El origen de la HD suele ser fácil de identificar cuando hay evidencia incontrovertible de sangre en
el vómito o en las heces; sin embargo, puede presentarse con manifestaciones clínicas sutiles de
hipovolemia, como mareo, debilidad y síncope.
La actitud clínica ante la HD dependerá de si la hemorragia se localiza en el segmento proximal o
distal del tubo digestivo, es decir, si se trata de una hemorragia digestiva alta (HDA) o baja(HDB).
Estos segmentos vienen definidos por el ligamento de Treitz, situado en la cuarta porción del
duodeno.
La HD puede aparecer en individuos de cualquier edad, pero afecta con mayor frecuencia a
personas de 40-70 años (edad media 59 años). La mayoría de las muertes provocadas por HD se
producen en los mayores de 60 años. La HDA es más frecuente en los hombres que en las mujeres
(2:1), en tanto que la HDB se observa más en las mujeres. La HDA grave que requiere
hospitalización es más habitual en los adultos, mientras que los niños hospitalizados suelen tener
una HDB.
El paciente suele referir hematemesis con sangre de color rojo, presencia en el vómito de un
material similar a los posos de café o heces sanguinolentas o de color negro.

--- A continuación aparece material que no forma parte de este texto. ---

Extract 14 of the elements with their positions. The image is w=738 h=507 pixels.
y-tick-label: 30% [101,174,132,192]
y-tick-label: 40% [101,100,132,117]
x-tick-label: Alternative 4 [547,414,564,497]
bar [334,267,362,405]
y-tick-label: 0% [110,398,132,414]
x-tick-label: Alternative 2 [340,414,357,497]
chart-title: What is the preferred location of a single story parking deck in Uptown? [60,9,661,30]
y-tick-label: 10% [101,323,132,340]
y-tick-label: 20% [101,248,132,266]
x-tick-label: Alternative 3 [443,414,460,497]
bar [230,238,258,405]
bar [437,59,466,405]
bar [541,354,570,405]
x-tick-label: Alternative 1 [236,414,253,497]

La hematemesis (vómito de sangre) se observa en la hemorragia esofágica, la gástrica y la del
intestino delgado proximal. Alrededor del 50% de los pacientes con HDA la presentan. Puede ser de
color rojo vivo o más oscura (presencia de material similar a los posos de café). El color de la
sangre vomitada o aspirada procedente del estómago no indica si la hemorragia es de origen arterial
o venoso.
La melena (heces de color negro y de aspecto alquitranado) se observa cuando el volumen de la HD
es 150-200 mi de sangre y se ha producido durante un período de tiempo prolongado. Se observa en
alrededor del 70% de las HDA y en la tercera parte de los pacientes con HDB. Las heces de color
negro sin aspecto alquitranado pueden observarse en la HDA con un volumen de sólo 60 mi. La
sangre procedente del yeyuno o del íleon debe permanecer en el tubo digestivo un mínimo de 8
horas para adquirir un color negro. En ocasiones, se observan heces de color negro por una
hemorragia de la porción distal del intestino delgado del colon ascendente. Aunque se haya detenido
la HD. Las heces pueden seguir teniendo color negro y aspecto alquitranado durante varios días.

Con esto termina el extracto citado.